Fourth-quarter results for Sands China Ltd, the Macau operation of Las Vegas Sands Corp, saw a “big miss on margin,” said a Thursday note from banking group JP Morgan, after the parent issued group-wide figures overnight on Wednesday.
The bank said Sands China’s fourth-quarter luck‑adjusted earnings before interest, taxation, depreciation and amortisation (EBITDA) of US$582 million were down 3 percent sequentially and down 2 percent year-on-year.
That was 5 percent below JP Morgan’s estimates “despite our recent cut,” said the institution.
“The culprit was margins”, wrote JP Morgan analysts DS Kim, Selina Li, and Lindsey Qian, describing Sands China’s fourth-quarter EBITDA margin as “really bad”.
Brokerage Jefferies stated in its Thursday note on Sands China: “Management attributed weak fourth-quarter Macau margins mainly to mix – driven by lower margin premium and super premium players –, reinvestment and opex [operating expenses].”
Jefferies analysts Anne Ling and Jingjue Pei added: “Management believes that Macau is still on track to achieve the US$2.7 billion annualised EBITDA target.”
JP Morgan observed that Sands China’s luck‑adjusted EBITDA margin for the three months to December 31 “slid 260 basis points quarter-on-quarter to 28.9 percent – the lowest since Covid‑19 (if not the past decade) – on a much weaker mix (i.e., exceptionally strong VIP, versus lacklustre mass/slot) and much higher opex.”
The institution added: “Even within mass, the mix has shifted toward super-premium and premium mass (likely generating around 30 percent margin) versus base mass (40-percent-plus margin).”
Play mix, ongoing opex
JP Morgan acknowledged that Sands China had gained 80 basis points of GGR market share quarter-on-quarter to circa 24.5 percent, “its highest level in about two years”.
But the institution said it was “low-quality share gain driven by VIP… up 89 percent quarter-on-quarter and 156 percent year-on-year… while mass/slot GGR only edged up 3 percent, in line with the industry’s”.
The banking group mentioned that Las Vegas Sands had commented on the fourth-quarter call that its Macau market share “appears to be stably moving in the right direction for each/every segment… allowing it to stabilise the promotional intensity”.
JP Morgan added: “Management hopes to optimise some of its promotional strategy into 2026, which in turn should improve EBITDA flow-through this year.”
The institution said in its latest commentary, Sands China’s operating expenses rose 18 percent year-on-year and 13 percent quarter-on-quarter, “versus our expectation of low-teens [percentage] growth.” Management did call out “events” as the key driver.

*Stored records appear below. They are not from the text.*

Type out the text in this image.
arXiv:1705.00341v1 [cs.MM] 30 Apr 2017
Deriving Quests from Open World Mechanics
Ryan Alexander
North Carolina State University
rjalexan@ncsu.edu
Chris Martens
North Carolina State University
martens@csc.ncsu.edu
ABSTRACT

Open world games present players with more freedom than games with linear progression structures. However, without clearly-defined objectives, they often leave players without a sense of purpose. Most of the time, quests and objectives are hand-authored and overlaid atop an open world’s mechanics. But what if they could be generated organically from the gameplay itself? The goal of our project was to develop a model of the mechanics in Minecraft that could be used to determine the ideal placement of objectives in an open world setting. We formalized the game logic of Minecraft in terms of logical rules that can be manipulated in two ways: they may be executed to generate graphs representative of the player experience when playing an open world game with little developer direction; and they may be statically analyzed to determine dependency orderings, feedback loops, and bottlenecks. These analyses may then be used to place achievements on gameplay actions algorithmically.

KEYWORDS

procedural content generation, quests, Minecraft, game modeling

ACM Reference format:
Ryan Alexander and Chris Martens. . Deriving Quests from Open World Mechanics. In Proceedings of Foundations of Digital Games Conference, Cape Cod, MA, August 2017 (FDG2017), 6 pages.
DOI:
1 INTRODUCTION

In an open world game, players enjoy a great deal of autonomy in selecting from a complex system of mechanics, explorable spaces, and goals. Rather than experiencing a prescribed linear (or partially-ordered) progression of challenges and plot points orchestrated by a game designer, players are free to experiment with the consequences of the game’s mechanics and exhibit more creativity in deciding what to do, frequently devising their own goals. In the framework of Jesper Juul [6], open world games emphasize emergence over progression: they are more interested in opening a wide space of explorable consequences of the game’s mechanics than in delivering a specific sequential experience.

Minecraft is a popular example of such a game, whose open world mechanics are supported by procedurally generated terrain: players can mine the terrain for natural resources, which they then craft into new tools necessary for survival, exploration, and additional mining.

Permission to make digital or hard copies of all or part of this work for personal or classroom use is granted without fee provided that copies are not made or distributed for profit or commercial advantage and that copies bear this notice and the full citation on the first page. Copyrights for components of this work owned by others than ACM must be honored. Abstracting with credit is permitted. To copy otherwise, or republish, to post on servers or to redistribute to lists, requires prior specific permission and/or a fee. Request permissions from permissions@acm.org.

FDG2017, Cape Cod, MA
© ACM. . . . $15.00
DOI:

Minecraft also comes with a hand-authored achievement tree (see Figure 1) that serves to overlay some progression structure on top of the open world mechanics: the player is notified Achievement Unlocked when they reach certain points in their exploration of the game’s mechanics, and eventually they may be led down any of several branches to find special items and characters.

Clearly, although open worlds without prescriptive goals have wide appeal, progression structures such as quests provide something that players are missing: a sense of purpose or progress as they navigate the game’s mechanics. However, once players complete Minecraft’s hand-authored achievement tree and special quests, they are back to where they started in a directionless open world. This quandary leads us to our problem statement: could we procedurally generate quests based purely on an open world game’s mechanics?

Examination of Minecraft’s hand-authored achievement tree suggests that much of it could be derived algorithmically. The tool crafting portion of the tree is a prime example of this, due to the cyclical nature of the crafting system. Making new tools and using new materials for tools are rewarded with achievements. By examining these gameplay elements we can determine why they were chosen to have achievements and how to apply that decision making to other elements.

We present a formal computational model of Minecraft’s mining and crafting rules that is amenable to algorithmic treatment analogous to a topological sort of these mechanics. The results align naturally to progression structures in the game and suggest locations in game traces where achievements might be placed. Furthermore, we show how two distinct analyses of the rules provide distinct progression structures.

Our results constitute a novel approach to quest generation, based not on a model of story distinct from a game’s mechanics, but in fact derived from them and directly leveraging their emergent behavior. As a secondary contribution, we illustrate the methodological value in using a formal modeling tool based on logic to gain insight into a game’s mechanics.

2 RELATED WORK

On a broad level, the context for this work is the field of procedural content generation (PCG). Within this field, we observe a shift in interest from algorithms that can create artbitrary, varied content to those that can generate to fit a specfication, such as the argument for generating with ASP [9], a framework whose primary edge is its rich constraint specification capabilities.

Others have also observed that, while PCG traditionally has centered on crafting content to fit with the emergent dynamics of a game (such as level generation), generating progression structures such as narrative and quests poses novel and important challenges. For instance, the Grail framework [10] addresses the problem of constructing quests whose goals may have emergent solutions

Some of those costs were associated with Sands China hosting preseason games for the National Basketball Association (NBA) in mid-October, and to Macau’s joint hosting in November of the 15th National Games of the People’s Republic of China. Aside from the six Macau casino concessionaires pledging funds to support the National Games, some also provided facilities to host certain sporting events.
The banking group estimated in the fourth quarter the company spent more that US$35 million on the NBA preseason games and the National Games, out of US$73-million sequential increase in opex, “against US$5 million to US$10 million of revenues,” but it said operating expenses “should ease” into the first quarter.
Though JP Morgan described NBA-related costs as “seasonal” for now, not “one-off,” as Sands China was scheduled to host NBA preseason games during fourth-quarter operations “for at least four more years” under a five-year deal that started in 2025.